Flooding that has washed out many roads and bridges in western Manitoba has cut off one community from the outside world.

“We can’t get out of here at all,” Robert Hanson said Monday from Mafeking, a community of 130 residents.

Bridges to the north and south of Mafeking were severely damaged by heavy rain late last week that combined with melting snow in and around Duck Mountain Provincial Park.

“Such high water came out of there, it just washed out everything in its path,” said Mr. Hanson, who is reeve of the Rural Municipality of Mountain, which includes Mafeking and some other hard-hit communities.

Another highway to the west has sections that are under water.

“We’ve got washouts all over the place.”

Mafeking’s ambulance station has been closed because the ambulance was outside the community when the bridge washed out and cannot get back. Anyone needing medical care will have to be taken out by helicopter.
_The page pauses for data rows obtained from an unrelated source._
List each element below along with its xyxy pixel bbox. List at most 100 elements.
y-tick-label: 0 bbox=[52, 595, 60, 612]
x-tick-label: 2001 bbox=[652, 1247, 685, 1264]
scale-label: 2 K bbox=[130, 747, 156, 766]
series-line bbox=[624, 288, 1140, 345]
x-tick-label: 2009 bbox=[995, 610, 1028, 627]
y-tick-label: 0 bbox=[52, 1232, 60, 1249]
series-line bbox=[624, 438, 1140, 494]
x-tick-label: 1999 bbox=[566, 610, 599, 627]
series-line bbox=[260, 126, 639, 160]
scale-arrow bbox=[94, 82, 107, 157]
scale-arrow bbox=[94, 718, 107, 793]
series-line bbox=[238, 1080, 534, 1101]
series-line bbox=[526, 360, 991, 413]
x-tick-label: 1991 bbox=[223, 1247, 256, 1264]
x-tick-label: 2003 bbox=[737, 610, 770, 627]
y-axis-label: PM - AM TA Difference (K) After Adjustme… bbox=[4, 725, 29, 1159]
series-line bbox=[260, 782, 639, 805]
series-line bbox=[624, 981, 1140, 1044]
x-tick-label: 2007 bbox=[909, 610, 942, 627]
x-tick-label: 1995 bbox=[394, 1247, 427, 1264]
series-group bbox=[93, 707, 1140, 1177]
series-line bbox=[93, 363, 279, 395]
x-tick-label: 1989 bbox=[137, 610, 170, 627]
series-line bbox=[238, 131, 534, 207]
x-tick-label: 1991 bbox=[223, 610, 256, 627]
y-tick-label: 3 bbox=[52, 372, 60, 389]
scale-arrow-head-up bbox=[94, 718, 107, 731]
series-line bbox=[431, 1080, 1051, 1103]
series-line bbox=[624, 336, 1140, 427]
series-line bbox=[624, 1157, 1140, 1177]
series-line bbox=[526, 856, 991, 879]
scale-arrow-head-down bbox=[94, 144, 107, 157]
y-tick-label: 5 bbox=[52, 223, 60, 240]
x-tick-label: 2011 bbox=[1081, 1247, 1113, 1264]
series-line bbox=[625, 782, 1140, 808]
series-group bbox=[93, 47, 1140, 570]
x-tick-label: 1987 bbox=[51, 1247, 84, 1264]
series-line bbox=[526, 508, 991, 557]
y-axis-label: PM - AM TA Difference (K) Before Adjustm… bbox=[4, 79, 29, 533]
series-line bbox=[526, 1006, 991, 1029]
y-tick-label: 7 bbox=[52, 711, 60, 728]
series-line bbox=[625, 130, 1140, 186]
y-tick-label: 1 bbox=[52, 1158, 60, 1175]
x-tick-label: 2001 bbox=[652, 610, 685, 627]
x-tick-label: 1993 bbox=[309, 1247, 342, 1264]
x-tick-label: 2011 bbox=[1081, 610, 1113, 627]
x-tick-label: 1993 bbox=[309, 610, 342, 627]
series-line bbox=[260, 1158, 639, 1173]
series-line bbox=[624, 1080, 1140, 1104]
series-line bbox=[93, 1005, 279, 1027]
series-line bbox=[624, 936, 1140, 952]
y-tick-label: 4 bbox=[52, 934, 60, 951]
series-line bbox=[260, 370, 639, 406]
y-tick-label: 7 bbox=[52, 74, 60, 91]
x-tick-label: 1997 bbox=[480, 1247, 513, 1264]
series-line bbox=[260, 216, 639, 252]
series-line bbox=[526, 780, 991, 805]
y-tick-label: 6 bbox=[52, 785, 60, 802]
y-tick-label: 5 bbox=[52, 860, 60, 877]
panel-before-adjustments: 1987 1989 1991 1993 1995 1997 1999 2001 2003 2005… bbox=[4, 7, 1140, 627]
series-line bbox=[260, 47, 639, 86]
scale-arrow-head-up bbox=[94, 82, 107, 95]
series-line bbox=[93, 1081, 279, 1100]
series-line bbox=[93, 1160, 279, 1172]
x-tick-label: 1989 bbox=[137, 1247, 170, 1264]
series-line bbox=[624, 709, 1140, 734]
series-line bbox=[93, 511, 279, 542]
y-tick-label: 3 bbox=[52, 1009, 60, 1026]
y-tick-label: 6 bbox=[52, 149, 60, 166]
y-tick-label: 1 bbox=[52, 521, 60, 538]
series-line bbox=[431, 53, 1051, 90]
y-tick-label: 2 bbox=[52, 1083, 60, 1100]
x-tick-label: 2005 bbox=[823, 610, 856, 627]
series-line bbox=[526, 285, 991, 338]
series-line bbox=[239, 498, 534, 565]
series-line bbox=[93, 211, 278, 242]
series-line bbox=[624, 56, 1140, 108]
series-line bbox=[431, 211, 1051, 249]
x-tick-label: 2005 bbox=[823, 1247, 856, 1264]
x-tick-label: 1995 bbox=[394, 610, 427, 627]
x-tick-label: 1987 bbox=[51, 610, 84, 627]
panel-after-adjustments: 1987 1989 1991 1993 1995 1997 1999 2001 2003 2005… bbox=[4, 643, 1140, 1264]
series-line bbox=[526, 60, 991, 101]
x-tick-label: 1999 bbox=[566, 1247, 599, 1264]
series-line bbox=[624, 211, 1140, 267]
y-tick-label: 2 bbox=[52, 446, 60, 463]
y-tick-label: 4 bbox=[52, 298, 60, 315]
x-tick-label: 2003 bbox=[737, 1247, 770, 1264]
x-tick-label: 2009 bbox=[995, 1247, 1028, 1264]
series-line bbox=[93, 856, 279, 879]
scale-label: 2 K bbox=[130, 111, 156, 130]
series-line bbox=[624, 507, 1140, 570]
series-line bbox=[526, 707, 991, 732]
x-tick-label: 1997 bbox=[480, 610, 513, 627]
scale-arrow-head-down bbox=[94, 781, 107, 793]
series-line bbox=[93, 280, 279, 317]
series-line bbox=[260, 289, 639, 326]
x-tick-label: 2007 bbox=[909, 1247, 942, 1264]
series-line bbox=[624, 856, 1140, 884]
In other communities, roads, bridges and culverts were washed out. There were at least three provincial bridges severely damaged and many municipal roads inundated.

“It’s been very devastating in that region,” said Doyle Piwniuk, Minister for Emergency Measures.

Mr. Hanson said he and others in Mafeking might be able to leave in three days when a bridge to the north is expected to reopen.

The flooding in western Manitoba is the latest disaster to hit the province, which has been dealing with high water for weeks.

In the central region, more than 1,800 people from the Peguis First Nation are still out of their homes due to the swollen Fisher River.

South of Winnipeg, the Red River has started to recede but still resembles a vast lake in many areas, covering farmland and roads. A section of Highway 75, the main link between the provincial capital and the United States, remained closed.